Some covers are more equal than others. Good, Better, Best looks at three covers and decides who takes home the gold, the silver, and the bronze.
For a song that began its life as a B-side and never charted higher than halfway up Billboard’s Hot 100 chart, the Doors’ “Roadhouse Blues” has made a significant impact on popular culture since its debut in 1970. It’s been covered more than 35 times, by artists ranging from Bon Jovi to Lana Del Rey to Frankie Goes to Hollywood. Speaking of Hollywood, the song was featured prominently in the Winona Ryder movie Girl, Interrupted and the Patrick Swayze movie Road House, and it even inspired the title for Season 2, Episode 1 of the Netflix series The Punisher.
Contrast that with the A-side, “You Make Me Real,” which isn’t even listed on secondhandsongs.com. While similar in feel, but with more of a honky-tonk sound and brighter vibe, the A-side has garnered no movie, way fewer covers, and no series episode titles. That’s because “Roadhouse Blues” is quintessential Doors: more congruent with Jim Morrison’s dark and brooding persona, hinting at danger with a pretty stern admonition to “keep your eyes on the road, your hands upon the wheel” right out of the gate, and the implicit promise that what lies beyond the danger will be well worth the risk.
With that sort of appeal, it’s no wonder that “Roadhouse Blues” eclipsed its flipside and became the more popular choice to cover. Many covers are faithful to the original, often bordering on straight-up re-creations. Other artists manage to find the means to adapt the song to their own styles. Of these versions…
Christopher T. Gautreaux did a good job.
Steve Roy did it better.
Los Lonely Boys did it best.
Christopher T. Gautreaux – Roadhouse Blues (The Doors cover)
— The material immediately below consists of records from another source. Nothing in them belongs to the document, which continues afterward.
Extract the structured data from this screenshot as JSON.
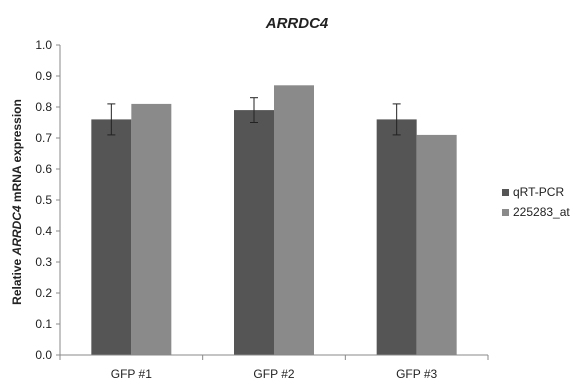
{
  "chart_data": {
    "type": "bar",
    "title": "ARRDC4",
    "ylabel": {
      "prefix": "Relative ",
      "italic": "ARRDC4",
      "suffix": " mRNA expression"
    },
    "xlabel": "",
    "categories": [
      "GFP #1",
      "GFP #2",
      "GFP #3"
    ],
    "ylim": [
      0,
      1.0
    ],
    "yticks": [
      0.0,
      0.1,
      0.2,
      0.3,
      0.4,
      0.5,
      0.6,
      0.7,
      0.8,
      0.9,
      1.0
    ],
    "ytick_labels": [
      "0.0",
      "0.1",
      "0.2",
      "0.3",
      "0.4",
      "0.5",
      "0.6",
      "0.7",
      "0.8",
      "0.9",
      "1.0"
    ],
    "grid": false,
    "legend_position": "right",
    "series": [
      {
        "name": "qRT-PCR",
        "color": "#555555",
        "values": [
          0.76,
          0.79,
          0.76
        ],
        "errors": [
          0.05,
          0.04,
          0.05
        ]
      },
      {
        "name": "225283_at",
        "color": "#8a8a8a",
        "values": [
          0.81,
          0.87,
          0.71
        ]
      }
    ]
  }
}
Christopher T. Gautreaux, formerly of Deadboy & the Elephantmen and now performing under the name Christopher Goat, offers a solo acoustic take on “Roadhouse Blues” that is bluesy, swampy, and powerful enough to compete with the original. The pace is slower, which puts a lot of the burden on the vocals to drive the song, and Gautreaux’s voice is up to the task. He sings in a backwoods, road-weary blues style with a vocal tone somewhat reminiscent of Chris Isaak. He has an impressive range as well, going way higher in later parts of the song than Jim Morrison ever did (or could). An additional treat is a guitar break right around the 7:00 mark that sounds like it comes from a completely different song; it includes some slide work, harmonics and other goodies, transitioning back after a minute and a half to finish up the song.
Steve Roy – Roadhouse Blues (The Doors cover)
There’s not much information available about Steve Roy, at least not that one could use to definitively identify the musician responsible for the next video. Nonetheless, it’s a great cover and deserves a listen. Steve Roy’s version of “Roadhouse Blues” is a metal-inspired cover that pushes this song along at a faster, more driving tempo, complete with the requisite level of guitar distortion and drums brought more forward in the mix. The vocals are clear— there’s no “cookie monster singing” on this track. The overall arrangement is straight-up metal, so this version lacks the modulation that gives the original that little bit of a bouncy blues feel. The absence of keyboards (it is a metal cover, after all) also contributes to the change in feel. Guitar leads sub in for the piano and harmonica when they can, though, and do a fine job of adding interest and listenability. Really, the only bad thing to say is that the animated video comes across as a bit creepy.
Los Lonely Boys – Roadhouse Blues (The Doors cover)
With the high regard for tradition in the history of Los Lonely Boys, it wouldn’t be surprising at all to hear them perform a cover version of a well-known song that was highly respectful of the original. At the beginning of this version of “Roadhouse Blues,” Los Lonely Boys guitarist Henry Garza launches into the familiar opening notes, then tells the crowd “Texican style, y’all” before continuing with his pedal-heavy, extended introduction. And Texican style it is, with LLB delivering a visceral performance that remains faithful to the original in almost every way, while still managing to retain a distinctive Los Lonely Boys style. Much of the credit goes to Henry’s near-flawless guitar work, especially his masterful use of varying effects, but that wouldn’t really be possible without his brothers Jojo and Ringo (on bass and drums, respectively) providing a firm foundation on which Henry can build. The vocals are good, even sounding a bit Morrison-esque at times. Of the three versions reviewed here, this is the one that checks all the boxes.